Contains parsing and plotting code to analyze traces.

framework

An prediction-based GPU resource management framework.

This folder contains QSSF Service and CES Service scripts and related data.

Quick Start

These scripts have been tested on Ubuntu 20.04 with Python 3.8 (on the analysis platform).

Here are the step-by-step instructions for artifact.

Preparing

  1. Download Helios artifact and data repository.

    git clone git@github.com:S-Lab-System-Group/HeliosArtifact.git
    cd HeliosArtifact
    
    git clone git@github.com:S-Lab-System-Group/HeliosData.git
    unzip ./HeliosData/data.zip -d ./
    
  2. Check software dependencies:

    For the analysis part, JupyterLab / JupyterNotebook is needed.

    For the other python libraries used in this project, you can check requirements.txt.

Reproducing analysis

  1. Prepare and parse the trace files for analyzing.

    cd analysis
    python ./trace_parser.py
    
  2. After generating all required data, you can analyze traces through .ipynb files within 4 sub-folders of analysis:1_compare with Philly trace, 2_cluster characterization, 3_job characterization, 4_user characterization.
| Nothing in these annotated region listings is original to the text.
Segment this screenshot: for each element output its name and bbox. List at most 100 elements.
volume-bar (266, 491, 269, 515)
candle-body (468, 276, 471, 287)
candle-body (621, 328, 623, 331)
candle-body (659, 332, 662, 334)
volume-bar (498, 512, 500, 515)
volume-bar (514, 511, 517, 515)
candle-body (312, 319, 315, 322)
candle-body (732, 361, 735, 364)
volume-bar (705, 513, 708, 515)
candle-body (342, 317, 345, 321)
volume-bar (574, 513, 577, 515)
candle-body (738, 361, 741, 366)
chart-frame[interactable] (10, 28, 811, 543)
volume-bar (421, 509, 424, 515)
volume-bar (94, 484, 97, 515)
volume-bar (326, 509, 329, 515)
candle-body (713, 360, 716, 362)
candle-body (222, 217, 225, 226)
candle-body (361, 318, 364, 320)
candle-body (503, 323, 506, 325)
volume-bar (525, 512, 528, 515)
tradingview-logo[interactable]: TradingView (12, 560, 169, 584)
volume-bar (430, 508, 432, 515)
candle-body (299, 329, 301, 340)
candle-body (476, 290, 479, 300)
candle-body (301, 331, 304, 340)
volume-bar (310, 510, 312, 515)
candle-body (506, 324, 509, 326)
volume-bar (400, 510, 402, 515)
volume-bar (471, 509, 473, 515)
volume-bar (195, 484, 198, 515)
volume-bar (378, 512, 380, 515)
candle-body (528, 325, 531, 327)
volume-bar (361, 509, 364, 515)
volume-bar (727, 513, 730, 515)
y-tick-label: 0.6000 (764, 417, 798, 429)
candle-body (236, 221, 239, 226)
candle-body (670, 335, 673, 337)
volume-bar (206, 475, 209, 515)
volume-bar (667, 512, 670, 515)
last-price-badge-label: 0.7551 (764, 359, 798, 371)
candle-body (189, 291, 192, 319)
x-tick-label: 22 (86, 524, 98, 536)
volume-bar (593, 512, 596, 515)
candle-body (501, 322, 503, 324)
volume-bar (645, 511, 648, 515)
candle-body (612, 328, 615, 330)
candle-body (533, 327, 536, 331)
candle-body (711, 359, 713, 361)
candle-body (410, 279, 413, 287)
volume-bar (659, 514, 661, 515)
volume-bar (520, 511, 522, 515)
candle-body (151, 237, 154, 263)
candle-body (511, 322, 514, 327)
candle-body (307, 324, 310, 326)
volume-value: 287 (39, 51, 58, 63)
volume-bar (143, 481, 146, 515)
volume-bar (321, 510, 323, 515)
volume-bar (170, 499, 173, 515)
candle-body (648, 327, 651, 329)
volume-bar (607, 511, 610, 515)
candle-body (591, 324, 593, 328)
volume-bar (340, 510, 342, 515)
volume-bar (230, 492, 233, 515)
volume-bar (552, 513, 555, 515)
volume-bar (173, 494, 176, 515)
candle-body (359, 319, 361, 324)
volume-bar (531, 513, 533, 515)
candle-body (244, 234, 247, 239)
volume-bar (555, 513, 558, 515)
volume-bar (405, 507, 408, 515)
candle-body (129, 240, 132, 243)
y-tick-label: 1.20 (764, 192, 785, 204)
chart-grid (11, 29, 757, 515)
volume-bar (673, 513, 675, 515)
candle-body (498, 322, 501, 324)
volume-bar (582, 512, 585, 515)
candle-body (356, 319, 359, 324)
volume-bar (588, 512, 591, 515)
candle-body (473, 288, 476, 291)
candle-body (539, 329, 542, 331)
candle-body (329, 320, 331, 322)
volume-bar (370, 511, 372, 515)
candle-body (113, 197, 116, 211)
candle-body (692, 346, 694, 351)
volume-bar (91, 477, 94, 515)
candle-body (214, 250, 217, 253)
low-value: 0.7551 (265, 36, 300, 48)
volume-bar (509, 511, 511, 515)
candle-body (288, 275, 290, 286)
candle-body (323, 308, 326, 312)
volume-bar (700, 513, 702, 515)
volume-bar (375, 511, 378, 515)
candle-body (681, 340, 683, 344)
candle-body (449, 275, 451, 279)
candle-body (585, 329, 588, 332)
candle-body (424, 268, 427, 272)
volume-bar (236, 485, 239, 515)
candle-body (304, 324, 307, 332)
    These Jupyter Notebook scripts are used for generating figures of the trace analysis part of the paper.

Reproducing framework

QSSF Service

  1. Before executing the simulation of QSSF service, data preparation is needed.

    It generates VC configuration and job trace for each cluster.

    cd framework/QSSF\ Service/data
    bash prepare_data.sh 
    
  2. Then, you can run all scheduling policies on Philly trace using sweep mode, as below:

    cd ..
    python simulator.py -e='Philly' -t='./data/Philly' --sweep 
    

    See run.sh for more usage examples on Helios. Note that since we do not release job name information, the estimator and qssf policy are not available for Helios.

  3. After the program is executed, you can check the result in the log folder. The job log and time sequence of each VC are provided separately.

  4. Besides, we provide simulation analysis and plot script in plot.

    You can generate Figure 13 in the paper through this script.

CES Service

  1. Run CES simulation on Helios:

    cd framework/CES\ Service
    python CES_Helios.py
    

    You can specify different cluster in the script and adjust the different configurations of CES service by the hyperparameter function.

  2. Similarly, run CES simulation on Philly:

    python CES_Philly.py
    
  3. From the code output and generated figures helios_ces (Figure 14) & philly_ces (Figure 15), we can analyze the CES service performance in detail.